A revelação é mais um indicador da importância que vem assumindo, como peça estratégica do Departamento de Estado sob Hillary Clinton, a embaixadora dos EUA, na ONU, Susan Rice (foto). Na campanha de 2008 pela Casa Branca, foi ela uma das principais assessoras de Obama para política externa. E, assim que seu nome começou a ser cotado para o posto, ela confessou, em entrevistas, que o genocídio dos tutsis era a grande frustração de sua carreira. Rice, que não tem parentesco com a ex-secretária de Estado de George W. Bush, tem sólida formação acadêmica e interesse acentuado pela África.
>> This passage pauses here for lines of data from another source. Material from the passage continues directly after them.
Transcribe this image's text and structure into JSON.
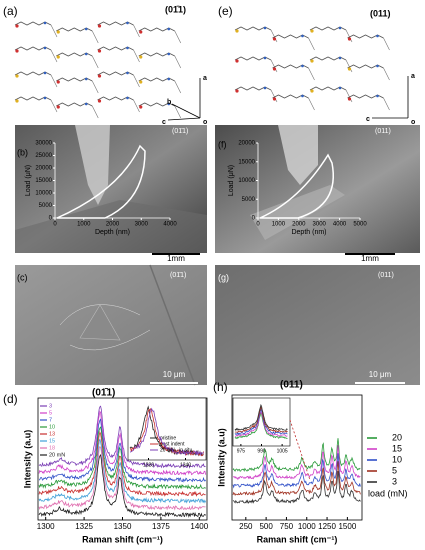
{
  "panels": {
    "a": {
      "label": "(a)",
      "plane": "(01̄1)",
      "axes": [
        "a",
        "b",
        "c",
        "o"
      ]
    },
    "e": {
      "label": "(e)",
      "plane": "(011)",
      "axes": [
        "a",
        "c",
        "o"
      ]
    },
    "b": {
      "label": "(b)",
      "plane": "(01̄1)",
      "xlabel": "Depth (nm)",
      "ylabel": "Load (μN)",
      "xlim": [
        0,
        4000
      ],
      "xticks": [
        0,
        1000,
        2000,
        3000,
        4000
      ],
      "ylim": [
        0,
        30000
      ],
      "yticks": [
        0,
        5000,
        10000,
        15000,
        20000,
        25000,
        30000
      ],
      "scale": "1mm"
    },
    "f": {
      "label": "(f)",
      "plane": "(011)",
      "xlabel": "Depth (nm)",
      "ylabel": "Load (μN)",
      "xlim": [
        0,
        5000
      ],
      "xticks": [
        0,
        1000,
        2000,
        3000,
        4000,
        5000
      ],
      "ylim": [
        0,
        20000
      ],
      "yticks": [
        0,
        5000,
        10000,
        15000,
        20000
      ],
      "scale": "1mm"
    },
    "c": {
      "label": "(c)",
      "plane": "(01̄1)",
      "scale": "10 μm"
    },
    "g": {
      "label": "(g)",
      "plane": "(011)",
      "scale": "10 μm"
    },
    "d": {
      "label": "(d)",
      "plane": "(01̄1)",
      "xlabel": "Raman shift (cm⁻¹)",
      "ylabel": "Intensity (a.u)",
      "xlim": [
        1295,
        1405
      ],
      "xticks": [
        1300,
        1325,
        1350,
        1375,
        1400
      ],
      "legend": [
        {
          "name": "3",
          "color": "#7b3fb5"
        },
        {
          "name": "5",
          "color": "#d040c8"
        },
        {
          "name": "7",
          "color": "#3050c8"
        },
        {
          "name": "10",
          "color": "#2a9a3a"
        },
        {
          "name": "13",
          "color": "#c83030"
        },
        {
          "name": "15",
          "color": "#40a0d8"
        },
        {
          "name": "18",
          "color": "#e070b0"
        },
        {
          "name": "20 mN",
          "color": "#222222"
        }
      ],
      "inset": {
        "xlim": [
          1310,
          1350
        ],
        "xticks": [
          1320,
          1340
        ],
        "legend": [
          {
            "name": "pristine",
            "color": "#222222"
          },
          {
            "name": "post indent",
            "color": "#c83030"
          },
          {
            "name": "20 mN - in situ",
            "color": "#7b3fb5"
          }
        ]
      }
    },
    "h": {
      "label": "(h)",
      "plane": "(011)",
      "xlabel": "Raman shift (cm⁻¹)",
      "ylabel": "Intensity (a.u)",
      "xlim": [
        80,
        1680
      ],
      "xticks": [
        250,
        500,
        750,
        1000,
        1250,
        1500
      ],
      "legend": [
        {
          "name": "20",
          "color": "#2a9a3a"
        },
        {
          "name": "15",
          "color": "#d040c8"
        },
        {
          "name": "10",
          "color": "#3050c8"
        },
        {
          "name": "5",
          "color": "#a03020"
        },
        {
          "name": "3",
          "color": "#333333"
        }
      ],
      "legend_title": "load (mN)",
      "inset": {
        "xlim": [
          970,
          1010
        ],
        "xticks": [
          975,
          990,
          1005
        ]
      }
    }
  }
}
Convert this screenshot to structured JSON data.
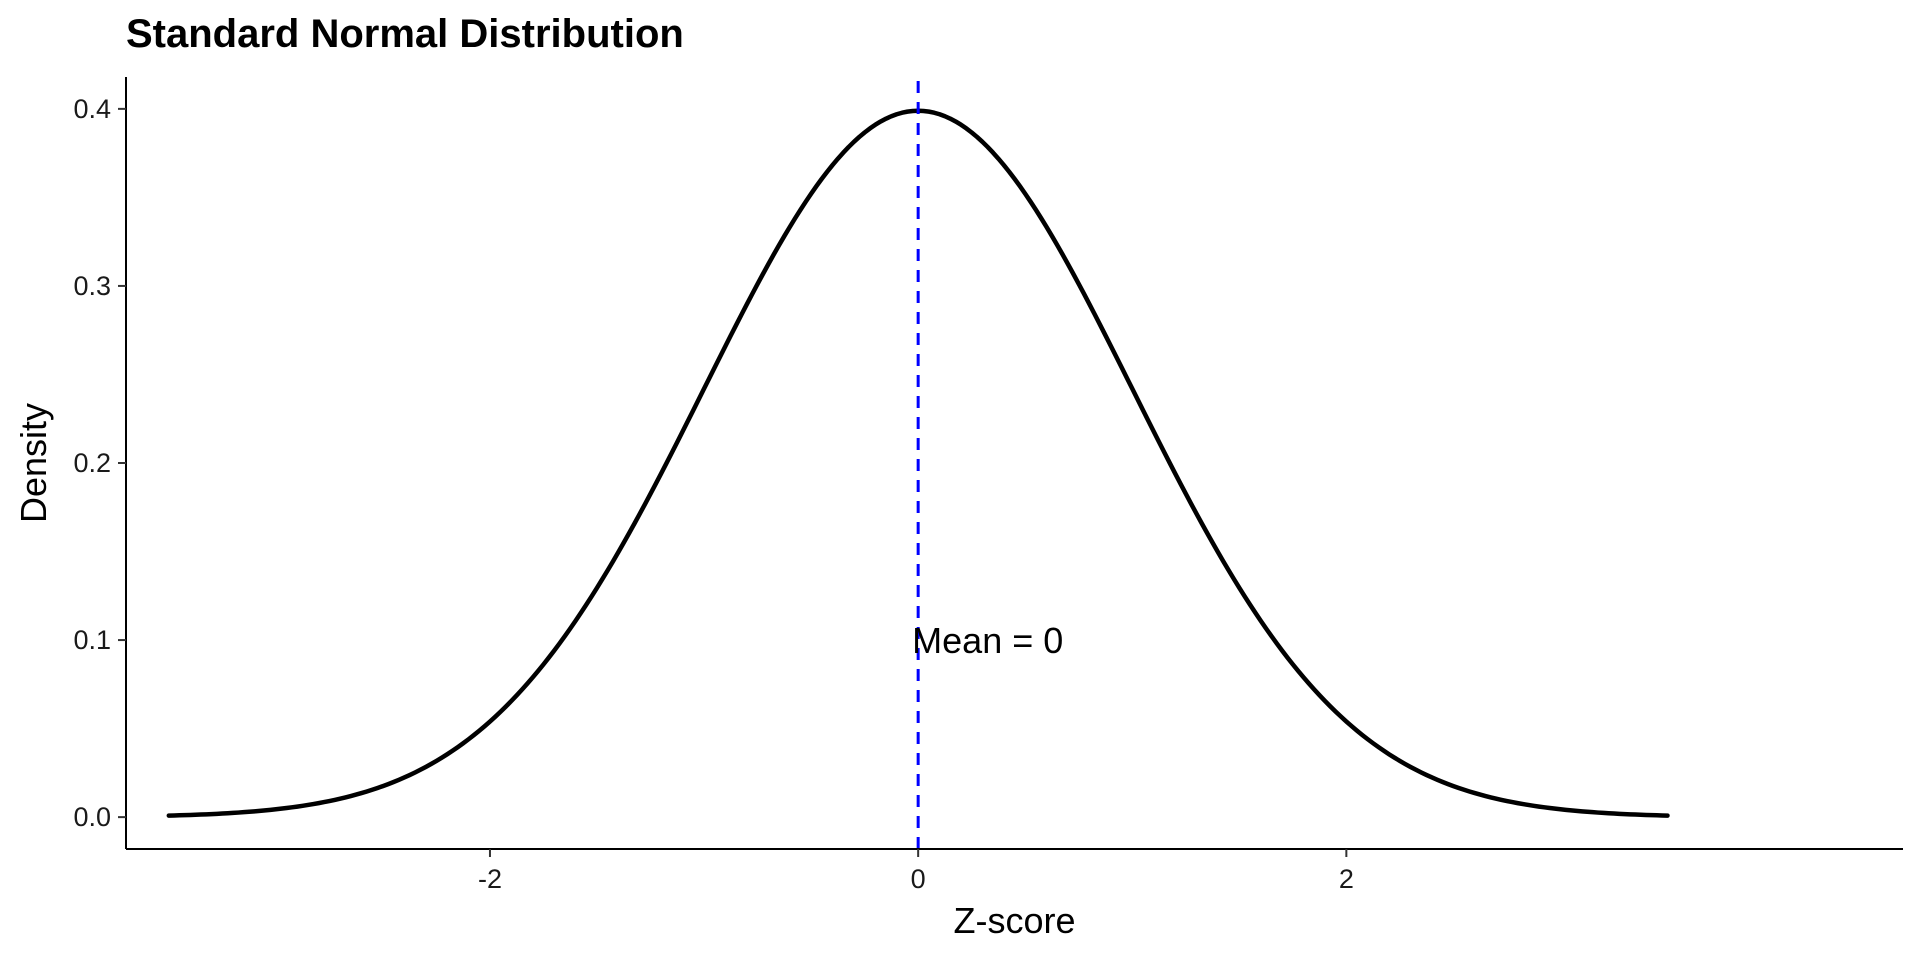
{
  "chart_data": {
    "type": "line",
    "title": "Standard Normal Distribution",
    "xlabel": "Z-score",
    "ylabel": "Density",
    "xlim": [
      -3.7,
      4.6
    ],
    "ylim": [
      -0.018,
      0.418
    ],
    "x_ticks": [
      -2,
      0,
      2
    ],
    "x_tick_labels": [
      "-2",
      "0",
      "2"
    ],
    "y_ticks": [
      0.0,
      0.1,
      0.2,
      0.3,
      0.4
    ],
    "y_tick_labels": [
      "0.0",
      "0.1",
      "0.2",
      "0.3",
      "0.4"
    ],
    "grid": false,
    "legend": "none",
    "series": [
      {
        "x": [
          -3.5,
          -3.25,
          -3.0,
          -2.75,
          -2.5,
          -2.25,
          -2.0,
          -1.75,
          -1.5,
          -1.25,
          -1.0,
          -0.75,
          -0.5,
          -0.25,
          0.0,
          0.25,
          0.5,
          0.75,
          1.0,
          1.25,
          1.5,
          1.75,
          2.0,
          2.25,
          2.5,
          2.75,
          3.0,
          3.25,
          3.5
        ],
        "y": [
          0.0009,
          0.002,
          0.0044,
          0.0091,
          0.0175,
          0.0317,
          0.054,
          0.0863,
          0.1295,
          0.1826,
          0.242,
          0.3011,
          0.3521,
          0.3867,
          0.3989,
          0.3867,
          0.3521,
          0.3011,
          0.242,
          0.1826,
          0.1295,
          0.0863,
          0.054,
          0.0317,
          0.0175,
          0.0091,
          0.0044,
          0.002,
          0.0009
        ],
        "color": "#000000"
      }
    ],
    "reference_line": {
      "x": 0,
      "color": "#0000ff",
      "style": "dashed"
    },
    "annotation": {
      "text": "Mean = 0",
      "x": 0,
      "y": 0.1
    }
  }
}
Fez carreira na administração federal sob o governo de Bill Clinton, mas tendo como mentora a então secretária de Estado, Madeleine Albright, que em 1997 indicou-a secretária-assistente para África.
AFEGANISTÃO
Ataque à ONU mata oito estrangeiros
Multidão protestou contra a queima do livro sagrado islâmico por um pastor americano
Renata Tranches
O ato extremista de um pastor norte-americano, que queimou um exemplar do Corão há duas semanas, foi respondido ontem no Afeganistão por muçulmanos enfurecidos que promoverem um massacre no Escritório da Organização das Nações Unidas em Mazar-i-Sharif (Unama), principal cidade no norte do país. De acordo com a ONU, pelo menos oito estrangeiros morreram no ataque: três funcionários do escritório e cinco guardas nepaleses. O incidente teria resultado também na morte de um número não determinado de manifestantes afegãos, totalizando cerca de 20 vítimas, segundo a agência de notícias Reuters. Duas teriam sido decapitadas. No fim da tarde, a polícia da província de Balkh informou que um homem foi preso sob suspeita de ser o mentor do ataque, mas sua identidade não foi revelada.
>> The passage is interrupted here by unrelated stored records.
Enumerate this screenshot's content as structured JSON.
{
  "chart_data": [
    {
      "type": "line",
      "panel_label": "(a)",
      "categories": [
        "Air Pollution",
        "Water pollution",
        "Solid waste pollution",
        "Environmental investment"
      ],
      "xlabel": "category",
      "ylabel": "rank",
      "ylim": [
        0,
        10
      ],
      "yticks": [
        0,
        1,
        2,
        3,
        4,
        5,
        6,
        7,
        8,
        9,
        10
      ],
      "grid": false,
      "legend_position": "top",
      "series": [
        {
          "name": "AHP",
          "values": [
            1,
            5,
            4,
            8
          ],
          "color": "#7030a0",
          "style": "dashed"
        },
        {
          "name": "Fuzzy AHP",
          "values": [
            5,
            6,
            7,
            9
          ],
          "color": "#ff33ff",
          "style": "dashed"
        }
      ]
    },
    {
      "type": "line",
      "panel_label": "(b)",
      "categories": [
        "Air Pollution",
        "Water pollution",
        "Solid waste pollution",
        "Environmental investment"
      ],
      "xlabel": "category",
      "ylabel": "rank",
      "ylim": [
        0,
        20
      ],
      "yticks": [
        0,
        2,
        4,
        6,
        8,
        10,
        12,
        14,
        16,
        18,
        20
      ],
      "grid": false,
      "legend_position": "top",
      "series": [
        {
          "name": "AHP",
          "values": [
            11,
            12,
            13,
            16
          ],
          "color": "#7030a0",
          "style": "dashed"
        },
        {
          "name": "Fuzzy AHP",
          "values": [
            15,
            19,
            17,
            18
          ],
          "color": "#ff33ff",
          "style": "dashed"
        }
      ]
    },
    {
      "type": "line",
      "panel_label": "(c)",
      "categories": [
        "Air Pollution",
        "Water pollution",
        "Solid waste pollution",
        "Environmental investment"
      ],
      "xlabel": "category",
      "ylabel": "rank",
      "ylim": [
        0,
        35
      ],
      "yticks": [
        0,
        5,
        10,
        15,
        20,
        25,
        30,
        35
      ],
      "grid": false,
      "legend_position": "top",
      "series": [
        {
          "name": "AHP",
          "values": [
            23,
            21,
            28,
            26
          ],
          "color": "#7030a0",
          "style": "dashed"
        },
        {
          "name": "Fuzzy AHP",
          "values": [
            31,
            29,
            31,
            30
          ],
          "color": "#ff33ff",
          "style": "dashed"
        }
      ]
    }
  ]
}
Um porta-voz policial de Mazar-i-Sharif, Lal Mohammad Ahmadzai, afirmou que insurgentes talibãs teriam se infiltrado entre os manifestantes. Segundo o relato, milhares de pessoas se reuniram diante da sede da missão, após as orações de sexta-feira — dia santo da semana islâmica —, e começaram a apedrejar as instalações. Alguns manifestantes teriam tomado as armas dos seguranças e começado a disparar. Depois, atearam fogo no prédio.
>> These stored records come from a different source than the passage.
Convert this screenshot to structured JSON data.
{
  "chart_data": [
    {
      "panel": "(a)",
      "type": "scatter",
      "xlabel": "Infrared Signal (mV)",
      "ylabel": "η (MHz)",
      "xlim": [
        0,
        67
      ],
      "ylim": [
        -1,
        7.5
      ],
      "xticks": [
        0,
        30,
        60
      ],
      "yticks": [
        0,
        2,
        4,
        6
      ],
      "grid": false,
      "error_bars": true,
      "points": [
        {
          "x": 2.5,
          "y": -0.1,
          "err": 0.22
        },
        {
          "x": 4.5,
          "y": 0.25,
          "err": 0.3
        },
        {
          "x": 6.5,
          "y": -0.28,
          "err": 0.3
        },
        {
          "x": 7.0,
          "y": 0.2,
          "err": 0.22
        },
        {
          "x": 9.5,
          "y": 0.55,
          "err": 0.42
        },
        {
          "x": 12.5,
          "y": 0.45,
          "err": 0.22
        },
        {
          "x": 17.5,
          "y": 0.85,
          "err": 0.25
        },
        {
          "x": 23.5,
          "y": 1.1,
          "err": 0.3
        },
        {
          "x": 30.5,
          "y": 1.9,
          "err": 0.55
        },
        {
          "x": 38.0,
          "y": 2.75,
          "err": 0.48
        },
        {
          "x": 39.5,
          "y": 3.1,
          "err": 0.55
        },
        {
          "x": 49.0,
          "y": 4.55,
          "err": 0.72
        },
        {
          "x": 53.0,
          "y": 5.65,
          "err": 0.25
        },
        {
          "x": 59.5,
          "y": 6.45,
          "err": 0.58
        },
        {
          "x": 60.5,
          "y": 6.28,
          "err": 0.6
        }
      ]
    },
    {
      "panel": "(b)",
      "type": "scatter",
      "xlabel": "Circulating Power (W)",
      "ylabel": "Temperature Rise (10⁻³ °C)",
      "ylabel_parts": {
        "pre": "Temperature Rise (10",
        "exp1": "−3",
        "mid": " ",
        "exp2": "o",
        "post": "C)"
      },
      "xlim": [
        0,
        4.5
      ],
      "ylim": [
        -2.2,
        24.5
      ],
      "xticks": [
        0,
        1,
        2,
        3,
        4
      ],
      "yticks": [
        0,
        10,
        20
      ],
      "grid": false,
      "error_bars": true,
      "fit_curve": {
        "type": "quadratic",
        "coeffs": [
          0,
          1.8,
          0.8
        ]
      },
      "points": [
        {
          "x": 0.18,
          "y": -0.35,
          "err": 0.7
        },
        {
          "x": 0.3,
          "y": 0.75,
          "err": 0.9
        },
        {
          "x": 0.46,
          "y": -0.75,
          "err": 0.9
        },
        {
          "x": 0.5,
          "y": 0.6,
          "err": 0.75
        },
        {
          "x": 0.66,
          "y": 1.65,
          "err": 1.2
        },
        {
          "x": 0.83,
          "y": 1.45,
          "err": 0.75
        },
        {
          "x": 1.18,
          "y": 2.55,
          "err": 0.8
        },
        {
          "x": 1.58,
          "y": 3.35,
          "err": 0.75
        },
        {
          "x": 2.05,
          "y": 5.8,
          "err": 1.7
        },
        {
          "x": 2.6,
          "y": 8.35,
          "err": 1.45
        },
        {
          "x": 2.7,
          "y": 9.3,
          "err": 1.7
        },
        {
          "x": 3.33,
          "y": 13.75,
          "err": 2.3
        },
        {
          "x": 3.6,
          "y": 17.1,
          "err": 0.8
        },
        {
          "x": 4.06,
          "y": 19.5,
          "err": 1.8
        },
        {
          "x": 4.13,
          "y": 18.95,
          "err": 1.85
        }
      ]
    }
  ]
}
Outra fonte policial disse à agência de notícias Reuters que os manifestantes atacaram as vítimas dentro do complexo da ONU. O chefe da missão ficou ferido. Os governos da Noruega e da Suécia confirmaram que cidadãos de seus países estão entre os mortos. O porta-voz da missão, Dan McNorto, confirmou, pelo site da Unama, que o ataque ocorreu após a manifestação. “A situação ainda está confusa e estamos trabalhando para averiguar os fatos e cuidar do nosso pessoal”, declarou.
Os manifestantes fizeram uma declaração exigindo que o governo afegão “rompa qualquer ligação diplomática com os Estados Unidos, se eles não julgarem o pastor que queimou o Corão”. Eles pediram ao Parlamento afegão que “declare ilegal a presença de tropas estrangeiras” no país, onde cerca de 132 mil soldados enviados pelos EUA e aliados dão proteção ao governo de Cabul, assediado pelos talibãs. Protestos contra a queima do livro sagrado muçulmano ocorreram em diversas cidades afegãs, sob o lema de um “dia de fúria”.
Segundo o jornal britânico The Guardian, o incidente é visto como um desastre para a ONU, porque ocorre apenas uma semana depois de o presidente Hamid Karzai anunciar que a cidade seria uma das primeiras áreas do país a serem entregues pela força multinacional às tropas do governo afegão. O secretário-geral das Nações Unidas, Ban Ki-moon, condenou o “ataque ultrajante e covarde”. Nos EUA, o presidente Barack Obama divulgou nota denunciando o assassinato de “pessoas inocentes”: “Condeno nos termos mais fortes possíveis o ataque contra a Missão de Assistência da ONU no Afeganistão”.